On May 22, 2013, in an opening statement to the House committee chaired by Representative Darrell Issa, Lerner stated: "I have not broken any laws. I have not violated any IRS rules or regulations. And I have not provided false information to this or any other congressional committee." Lerner then invoked her Fifth Amendment right against compelled testimony and refused to testify. Issa later asserted that Lerner had waived her Fifth Amendment rights by giving partial testimony, and that he intended to call her back into the hearings. Congressman Trey Gowdy agreed with Issa. Gowdy stated: "She [Lois Lerner] just waived her Fifth Amendment right. You don't get to tell your side of the story and then not be subjected to cross examination — that's not the way it works. She waived her right to Fifth Amendment privilege by issuing an opening statement. She ought to stand here and answer our questions."

Law professor James Joseph Duane told New York magazine that Gowdy's assertion was "extremely imaginative" but "mistaken", because a person who is involuntarily summoned before a grand jury or a legislative body may selectively invoke the right to silence. Law professor Alan Dershowitz took a different view, arguing: "You can't simply make statements about a subject and then plead the Fifth in response to questions about the very same subject", and asserting, "[o]nce you open the door to an area of inquiry, you have waived your Fifth Amendment right."

Lawmakers called for the resignation of Lois Lerner, who ran the IRS's section on tax-exempt organizations, as did Danny Werfel, after he was appointed Acting IRS Commissioner following Miller's resignation. When Lerner refused to resign, she was placed on administrative leave. Lerner retired effective September 23, 2013.

==Provisions of the resolution==
This summary is based largely on the summary provided by the Congressional Research Service, a public domain source.
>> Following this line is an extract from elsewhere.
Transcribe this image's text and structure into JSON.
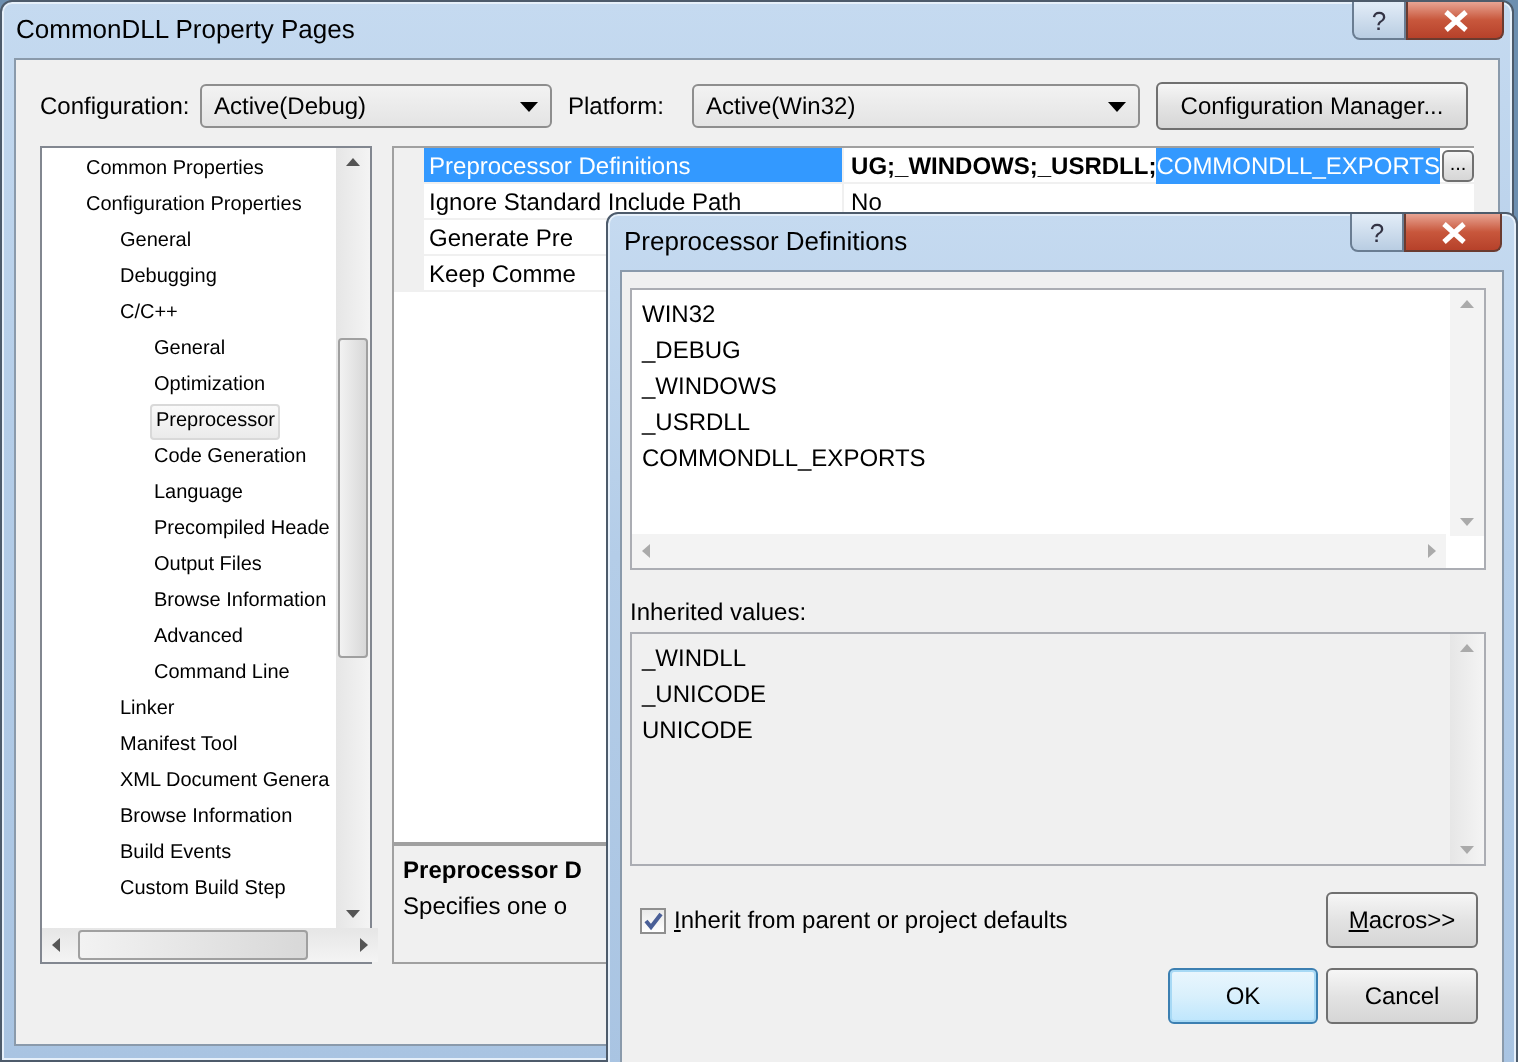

The resolution resolves that Lois G. Lerner, former director, Exempt Organizations, Internal Revenue Service (IRS), be found in contempt of Congress for failure to testify before the House Committee on Oversight and Government Reform as required by a congressional subpoena.

The resolution directs the Speaker of the House of Representatives to certify the committee's report detailing the refusal of Lerner to testify before the committee as directed by the subpoena to the U.S. Attorney for the District of Columbia to the end that Lerner be proceeded against in the manner and form provided by law, and to otherwise take all appropriate action to enforce the subpoena.

==Procedural history==
H.Res. 574 was introduced into the United States House of Representatives on May 7, 2014, by Rep. Darrell Issa (R-CA). The provision was considered on May 7, 2014, and was passed in Roll Call Vote 203 with a vote of 231-187. All of the Republicans voted in favor of the resolution, along with six Democrats. The six Democrats who voted in favor were: Ron Barber (AZ), John Barrow (GA), Collin Peterson (MN), Mike McIntyre (NC), Nick Rahall (WV), and Patrick Murphy (FL). Seven Republicans and six Democrats were not present to vote.

The Justice Department later determined that Lerner had not waived her Fifth Amendment rights and declined to seek an indictment on the charge.

==Debate and discussion==
House Democrats argued that Lerner had properly invoked her Fifth Amendment rights, and that she therefore was not in contempt of Congress.

The House Committee on Oversight and Government Reform previously voted in a straight party vote with all Republicans in favor and all Democrats opposed to the conclusion that Lerner had given up her Fifth Amendment right not to testify because she had given the committee an opening statement at the hearing.